I’ll apologize in advance for jumping around. This will be journaling, and a bit stream-of-consciousness, but we’ll see if it shapes itself into something coherent.
In keeping with my commitment to not write another word of poetry or my novel until I get caught up with sleep and actually figure out how to carve out meaningful creative time from my week as a tech professional and a father of 4, I’ve focused a bit more on putting down my phone and reading here and there.

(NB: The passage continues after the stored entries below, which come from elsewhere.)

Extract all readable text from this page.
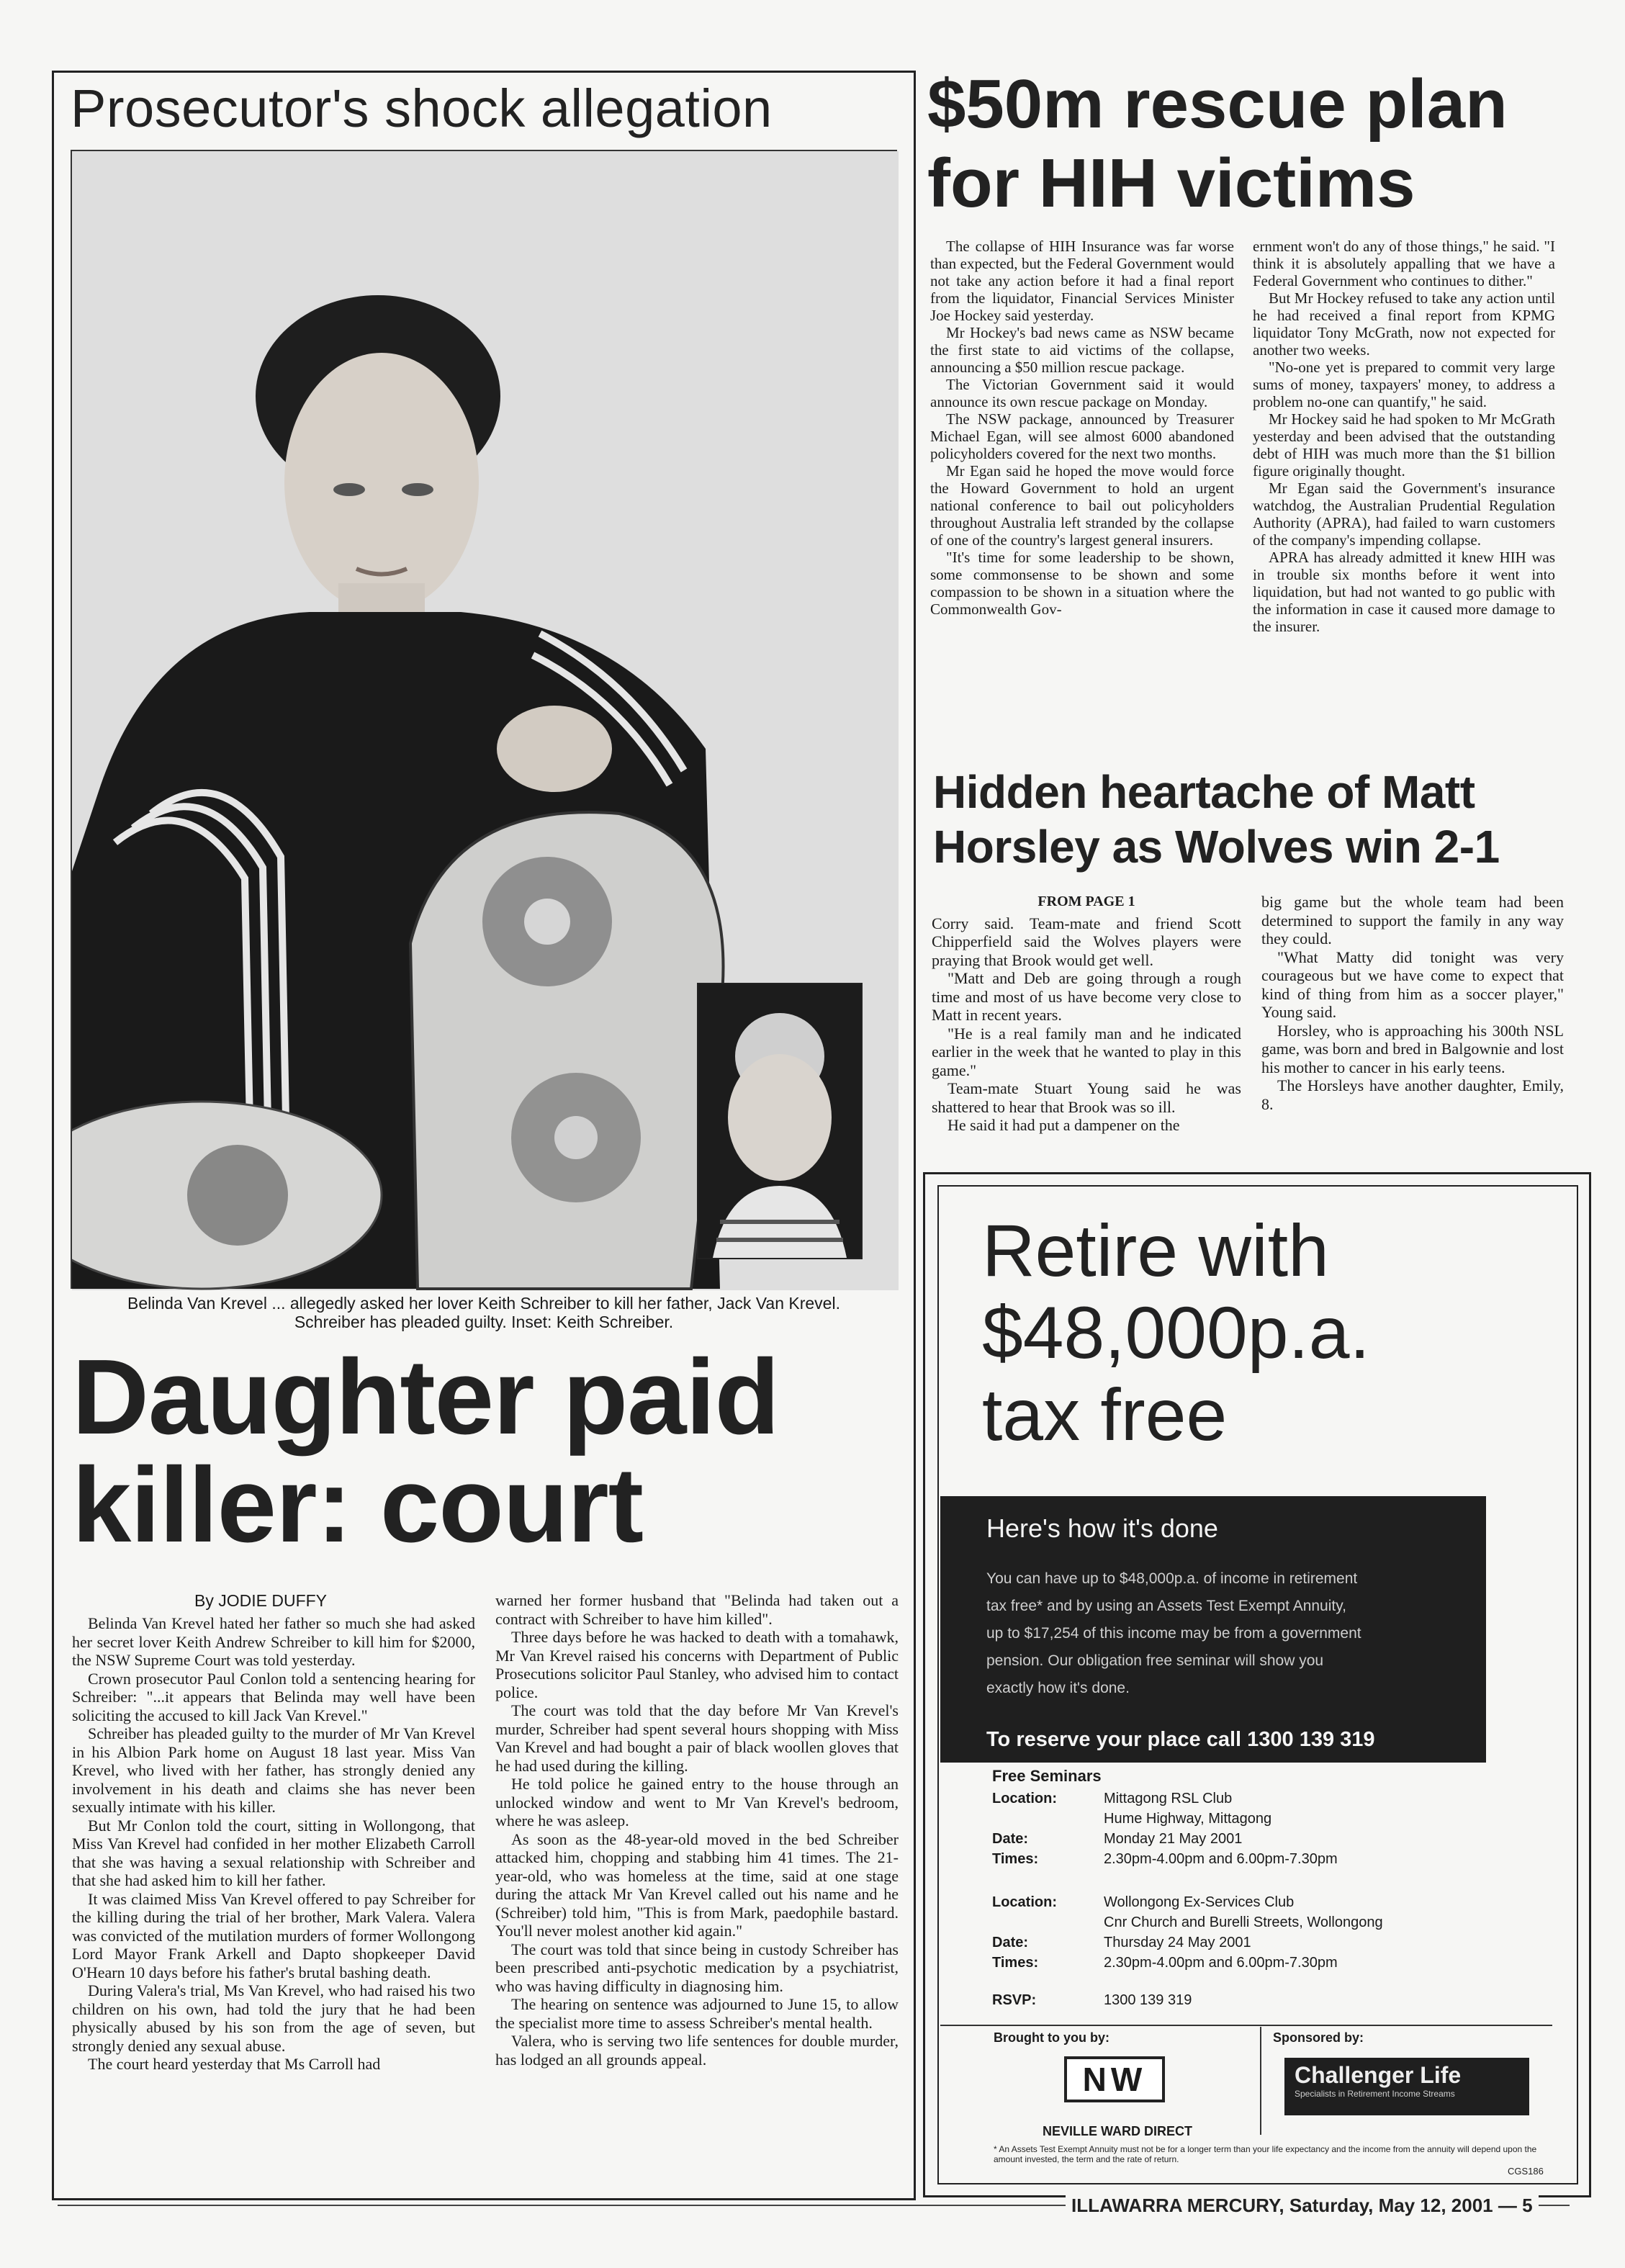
Prosecutor's shock allegation
Belinda Van Krevel ... allegedly asked her lover Keith Schreiber to kill her father, Jack Van Krevel.
Schreiber has pleaded guilty. Inset: Keith Schreiber.
Daughter paid
killer: court
By JODIE DUFFY

Belinda Van Krevel hated her father so much she had asked her secret lover Keith Andrew Schreiber to kill him for $2000, the NSW Supreme Court was told yesterday.

Crown prosecutor Paul Conlon told a sentencing hearing for Schreiber: "...it appears that Belinda may well have been soliciting the accused to kill Jack Van Krevel."

Schreiber has pleaded guilty to the murder of Mr Van Krevel in his Albion Park home on August 18 last year. Miss Van Krevel, who lived with her father, has strongly denied any involvement in his death and claims she has never been sexually intimate with his killer.

But Mr Conlon told the court, sitting in Wollongong, that Miss Van Krevel had confided in her mother Elizabeth Carroll that she was having a sexual relationship with Schreiber and that she had asked him to kill her father.

It was claimed Miss Van Krevel offered to pay Schreiber for the killing during the trial of her brother, Mark Valera. Valera was convicted of the mutilation murders of former Wollongong Lord Mayor Frank Arkell and Dapto shopkeeper David O'Hearn 10 days before his father's brutal bashing death.

During Valera's trial, Ms Van Krevel, who had raised his two children on his own, had told the jury that he had been physically abused by his son from the age of seven, but strongly denied any sexual abuse.

The court heard yesterday that Ms Carroll had

warned her former husband that "Belinda had taken out a contract with Schreiber to have him killed".

Three days before he was hacked to death with a tomahawk, Mr Van Krevel raised his concerns with Department of Public Prosecutions solicitor Paul Stanley, who advised him to contact police.

The court was told that the day before Mr Van Krevel's murder, Schreiber had spent several hours shopping with Miss Van Krevel and had bought a pair of black woollen gloves that he had used during the killing.

He told police he gained entry to the house through an unlocked window and went to Mr Van Krevel's bedroom, where he was asleep.

As soon as the 48-year-old moved in the bed Schreiber attacked him, chopping and stabbing him 41 times. The 21-year-old, who was homeless at the time, said at one stage during the attack Mr Van Krevel called out his name and he (Schreiber) told him, "This is from Mark, paedophile bastard. You'll never molest another kid again."

The court was told that since being in custody Schreiber has been prescribed anti-psychotic medication by a psychiatrist, who was having difficulty in diagnosing him.

The hearing on sentence was adjourned to June 15, to allow the specialist more time to assess Schreiber's mental health.

Valera, who is serving two life sentences for double murder, has lodged an all grounds appeal.

$50m rescue plan
for HIH victims

The collapse of HIH Insurance was far worse than expected, but the Federal Government would not take any action before it had a final report from the liquidator, Financial Services Minister Joe Hockey said yesterday.

Mr Hockey's bad news came as NSW became the first state to aid victims of the collapse, announcing a $50 million rescue package.

The Victorian Government said it would announce its own rescue package on Monday.

The NSW package, announced by Treasurer Michael Egan, will see almost 6000 abandoned policyholders covered for the next two months.

Mr Egan said he hoped the move would force the Howard Government to hold an urgent national conference to bail out policyholders throughout Australia left stranded by the collapse of one of the country's largest general insurers.

"It's time for some leadership to be shown, some commonsense to be shown and some compassion to be shown in a situation where the Commonwealth Gov-

ernment won't do any of those things," he said. "I think it is absolutely appalling that we have a Federal Government who continues to dither."

But Mr Hockey refused to take any action until he had received a final report from KPMG liquidator Tony McGrath, now not expected for another two weeks.

"No-one yet is prepared to commit very large sums of money, taxpayers' money, to address a problem no-one can quantify," he said.

Mr Hockey said he had spoken to Mr McGrath yesterday and been advised that the outstanding debt of HIH was much more than the $1 billion figure originally thought.

Mr Egan said the Government's insurance watchdog, the Australian Prudential Regulation Authority (APRA), had failed to warn customers of the company's impending collapse.

APRA has already admitted it knew HIH was in trouble six months before it went into liquidation, but had not wanted to go public with the information in case it caused more damage to the insurer.

Hidden heartache of Matt
Horsley as Wolves win 2-1
FROM PAGE 1

Corry said. Team-mate and friend Scott Chipperfield said the Wolves players were praying that Brook would get well.

"Matt and Deb are going through a rough time and most of us have become very close to Matt in recent years.

"He is a real family man and he indicated earlier in the week that he wanted to play in this game."

Team-mate Stuart Young said he was shattered to hear that Brook was so ill.

He said it had put a dampener on the

big game but the whole team had been determined to support the family in any way they could.

"What Matty did tonight was very courageous but we have come to expect that kind of thing from him as a soccer player," Young said.

Horsley, who is approaching his 300th NSL game, was born and bred in Balgownie and lost his mother to cancer in his early teens.

The Horsleys have another daughter, Emily, 8.

Retire with
$48,000p.a.
tax free
Here's how it's done
You can have up to $48,000p.a. of income in retirement
tax free* and by using an Assets Test Exempt Annuity,
up to $17,254 of this income may be from a government
pension. Our obligation free seminar will show you
exactly how it's done.
To reserve your place call 1300 139 319
Free Seminars
Location:	Mittagong RSL Club
Hume Highway, Mittagong
Date:	Monday 21 May 2001
Times:	2.30pm-4.00pm and 6.00pm-7.30pm
Location:	Wollongong Ex-Services Club
Cnr Church and Burelli Streets, Wollongong
Date:	Thursday 24 May 2001
Times:	2.30pm-4.00pm and 6.00pm-7.30pm
RSVP:	1300 139 319
Brought to you by:	Sponsored by:
NW
NEVILLE WARD DIRECT
Challenger Life
Specialists in Retirement Income Streams
* An Assets Test Exempt Annuity must not be for a longer term than your life expectancy and the income from the annuity will depend upon the amount invested, the term and the rate of return.
CGS186
ILLAWARRA MERCURY, Saturday, May 12, 2001 — 5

I’m reading one of the foundational works of the Western esoteric tradition, “The Corpus Hermeticum,” but I also began re-reading the first chapter of a fantasy saga I was working on at the age of 18. Reading both has been eye-opening for different reasons. The Corpus alerted me to fascinating synchronicities with how I’ve opened my science fiction novel, containing startling parallels with attributes of the story’s setting and characters. Its working title is “A Game of Life”, on creating life with language in the Void, much how the Logos acts upon the Moist Nature in Poimandres, the first passage of the Corpus.
But what I want to share with you are some insights I’ve had after reading my fiction writings from 23 years ago.
On Retroactive Compassion
Here’s the passage:
“Taris Tomere, are you going to keep ignoring me or will you have some sense and listen?” By this time his mother was facing him, arms folded and staring down at him.
“Oh, uh, I was just thinking—“
“You were just thinking about three months ago.” He and Bekwin had agreed that they would not tell anyone save family.
“Yes.” He hesitated. “Mother, would you advise seeing beyond what the eyes do? You know, looking into things that can’t be explained?”
“Of course, Taris.” Where there is belief in the Lifelord, you can always think the unnatural possible.” This was a question on which she never had to think. Practical thinking was something that came very naturally to her.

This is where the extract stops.